Contexte historique et défis de connaissance

Monsieur Alain Parbeau, bien connu des passionnés de l'affaire de la Bête, a fait de son mieux pour instruire le public avec des répliques d'armes à poudre noire. Les conclusions de rapports balistiques à partir de ces armes, sont donc imprécis voire erronés.

Il faut davantage se référer aux essais que fit l'indispensable Pierre Lorain de la Gazette des Armes pour obtenir de conformes et précis rapports balistiques réalisés dans les meilleures conditions , sur de bons supports et au moyen des véritables armes d'époque.

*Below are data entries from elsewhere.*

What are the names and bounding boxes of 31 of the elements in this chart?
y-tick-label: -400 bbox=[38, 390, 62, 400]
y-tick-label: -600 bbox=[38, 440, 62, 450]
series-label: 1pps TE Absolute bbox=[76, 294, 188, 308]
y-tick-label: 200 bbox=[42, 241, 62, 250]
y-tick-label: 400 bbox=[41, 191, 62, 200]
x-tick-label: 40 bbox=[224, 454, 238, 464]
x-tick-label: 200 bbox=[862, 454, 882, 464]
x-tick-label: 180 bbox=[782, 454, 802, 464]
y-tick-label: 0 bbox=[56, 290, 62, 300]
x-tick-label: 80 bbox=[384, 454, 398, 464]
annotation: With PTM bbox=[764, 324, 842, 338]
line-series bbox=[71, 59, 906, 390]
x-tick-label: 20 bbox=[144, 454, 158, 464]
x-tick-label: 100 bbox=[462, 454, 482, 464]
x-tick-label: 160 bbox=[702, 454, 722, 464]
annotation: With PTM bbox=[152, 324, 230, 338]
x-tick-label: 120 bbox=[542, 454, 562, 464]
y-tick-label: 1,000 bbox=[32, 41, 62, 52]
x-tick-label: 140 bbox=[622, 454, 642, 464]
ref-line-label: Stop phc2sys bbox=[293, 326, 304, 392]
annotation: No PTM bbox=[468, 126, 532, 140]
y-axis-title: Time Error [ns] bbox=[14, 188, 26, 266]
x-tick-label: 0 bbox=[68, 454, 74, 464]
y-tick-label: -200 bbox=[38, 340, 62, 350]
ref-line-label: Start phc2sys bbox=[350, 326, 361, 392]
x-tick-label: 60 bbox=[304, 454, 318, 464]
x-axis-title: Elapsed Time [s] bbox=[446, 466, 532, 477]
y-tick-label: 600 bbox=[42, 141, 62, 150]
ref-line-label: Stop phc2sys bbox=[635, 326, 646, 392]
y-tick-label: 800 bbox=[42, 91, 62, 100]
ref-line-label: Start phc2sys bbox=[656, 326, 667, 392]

Essais balistiques et analyses

Différents essais balistiques ont été réalisés par MM. Ces tirs ont été réalisés à une distance d'une cinquantaine de mètres et au moyen d'un véritable fusil d'infanterie Charleville modèle 1777 de l'époque , dérivé des précédentes versions en service au temps de la Bête , et qui était très proche des carabines Charleville des premiers chasseurs de la Bête , bien que moins précis sur une longue portée.

Les résultats détaillés de ces différents essais balistiques ont été publiés par Monsieur Christian le Noël dans différents bulletins de l'AFRC , et n'ont jamais été égalés , même si certains plagiaires ont très maladroitement essayé de faire croire dans leurs livres que ces essais n'avaient jamais été réalisés avant les leurs.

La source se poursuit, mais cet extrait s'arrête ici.